The nurse suspects that a client has developed an acute arterial occlusion of the right lower extremity based on which signs/symptoms? (SATA) 1- Hypertension 2- Tachycardia 3- Bounding right pedal pulses 4- Cold right foot 5- Numbness and tingling of right foot 6- Mottling of right foot and lower leg
4,5,6 Pain, pallor, pulselessness, paresthesia, paralysis, poikilothermia (cool limb), and mottled color are characteristics of acute arterial occlusion. Hypertension presents risk for atherosclerosis, but not for acute arterial occlusion. The pulse rate does not indicate occlusion, but rather quality. Absence of pulse, rather than bounding pulse, is a symptom of acute arterial occlusion.
The client has sustained a traumatic amputation of the left arm after a machine accident. In what order should the following nursing actions be taken? 1. Apply direct pressure to the amputated site. 2. Elevate the extremity above the client's heart. 3. Assess the client for breathing problems. 4. Examine the amputation site. A- 2, 4, 3, 1 B- 3, 4, 1, 2 C- 1, 4, 3, 2 D- 4, 1, 2, 3
B First, the airway must be assessed for breathing problems. Second, the nurse should examine the amputation site. Third, the nurse should apply direct pressure to the amputated site. Finally, the extremity should be elevated above the client's heart to decrease bleeding.

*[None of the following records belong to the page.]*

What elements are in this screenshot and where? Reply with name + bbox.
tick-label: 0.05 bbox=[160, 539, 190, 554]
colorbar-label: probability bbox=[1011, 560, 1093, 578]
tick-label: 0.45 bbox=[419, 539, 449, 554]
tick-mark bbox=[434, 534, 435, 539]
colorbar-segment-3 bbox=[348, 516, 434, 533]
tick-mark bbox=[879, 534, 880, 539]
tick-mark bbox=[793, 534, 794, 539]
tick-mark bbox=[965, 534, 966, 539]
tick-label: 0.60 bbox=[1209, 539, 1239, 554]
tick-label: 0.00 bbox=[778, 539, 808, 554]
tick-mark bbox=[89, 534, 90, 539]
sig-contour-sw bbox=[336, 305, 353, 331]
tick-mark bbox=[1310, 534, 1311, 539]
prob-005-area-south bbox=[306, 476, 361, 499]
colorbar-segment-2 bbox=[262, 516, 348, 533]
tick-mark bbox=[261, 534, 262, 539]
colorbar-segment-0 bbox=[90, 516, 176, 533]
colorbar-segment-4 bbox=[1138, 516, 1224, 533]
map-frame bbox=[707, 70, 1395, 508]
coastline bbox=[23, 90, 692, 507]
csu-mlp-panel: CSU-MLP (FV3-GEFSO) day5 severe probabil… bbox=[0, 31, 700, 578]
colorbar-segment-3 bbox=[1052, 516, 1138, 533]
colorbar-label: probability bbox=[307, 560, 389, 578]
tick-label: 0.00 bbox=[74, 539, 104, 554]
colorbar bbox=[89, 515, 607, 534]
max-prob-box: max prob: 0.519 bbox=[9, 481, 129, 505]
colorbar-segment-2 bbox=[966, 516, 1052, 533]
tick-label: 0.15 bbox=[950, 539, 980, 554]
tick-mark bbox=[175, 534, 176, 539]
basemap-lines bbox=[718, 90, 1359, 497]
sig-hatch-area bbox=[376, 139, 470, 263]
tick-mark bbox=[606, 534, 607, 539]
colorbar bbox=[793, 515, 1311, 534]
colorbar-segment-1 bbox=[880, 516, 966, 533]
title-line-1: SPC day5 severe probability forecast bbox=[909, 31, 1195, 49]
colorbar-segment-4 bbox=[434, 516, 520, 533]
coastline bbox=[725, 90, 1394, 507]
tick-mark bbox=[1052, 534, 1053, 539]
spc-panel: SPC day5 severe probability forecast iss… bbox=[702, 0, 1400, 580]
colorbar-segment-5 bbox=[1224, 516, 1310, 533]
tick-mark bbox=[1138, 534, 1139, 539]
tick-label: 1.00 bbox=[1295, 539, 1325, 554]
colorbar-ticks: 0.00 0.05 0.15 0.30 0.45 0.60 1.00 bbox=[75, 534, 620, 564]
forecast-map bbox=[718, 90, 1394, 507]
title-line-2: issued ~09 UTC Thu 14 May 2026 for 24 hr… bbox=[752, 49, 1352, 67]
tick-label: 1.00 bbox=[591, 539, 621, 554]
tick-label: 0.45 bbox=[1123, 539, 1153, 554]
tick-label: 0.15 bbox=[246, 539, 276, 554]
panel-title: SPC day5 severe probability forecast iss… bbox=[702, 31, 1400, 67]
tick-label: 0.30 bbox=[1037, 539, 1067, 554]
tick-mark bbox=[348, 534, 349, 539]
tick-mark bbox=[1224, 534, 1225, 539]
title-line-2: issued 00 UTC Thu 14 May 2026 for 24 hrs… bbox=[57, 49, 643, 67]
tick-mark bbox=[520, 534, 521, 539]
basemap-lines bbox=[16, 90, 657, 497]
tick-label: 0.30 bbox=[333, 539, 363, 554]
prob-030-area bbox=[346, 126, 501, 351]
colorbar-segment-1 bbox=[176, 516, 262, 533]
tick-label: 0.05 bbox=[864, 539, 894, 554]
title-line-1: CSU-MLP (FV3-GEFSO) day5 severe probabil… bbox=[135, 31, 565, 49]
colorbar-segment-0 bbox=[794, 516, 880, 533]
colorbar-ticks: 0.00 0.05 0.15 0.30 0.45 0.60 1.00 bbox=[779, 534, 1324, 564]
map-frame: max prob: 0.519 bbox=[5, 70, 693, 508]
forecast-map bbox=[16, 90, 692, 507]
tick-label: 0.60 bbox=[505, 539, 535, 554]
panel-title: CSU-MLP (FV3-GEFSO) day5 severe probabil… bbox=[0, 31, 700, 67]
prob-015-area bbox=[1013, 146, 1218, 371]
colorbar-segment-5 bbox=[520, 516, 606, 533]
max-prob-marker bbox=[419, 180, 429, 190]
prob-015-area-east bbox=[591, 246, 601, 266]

What is the action of miotics in the client with glaucoma? 1- Decrease the inflammatory process 2- Enhance aqueous outflow 3- Increase the production of vitreous humor 4- Vasoconstrict the blood vessels in the eye
Miotics are used to improve the flow of fluid (aqueous humor) and decrease intraocular pressure in clients with glaucoma. Steroid drops, not miotics, decrease the inflammatory process. Vitreous humor fills the space between the lens and the retina, is stagnant, and is not replenished as the aqueous humor is. Miotics make the pupil smaller, which creates more room between the iris and the lens.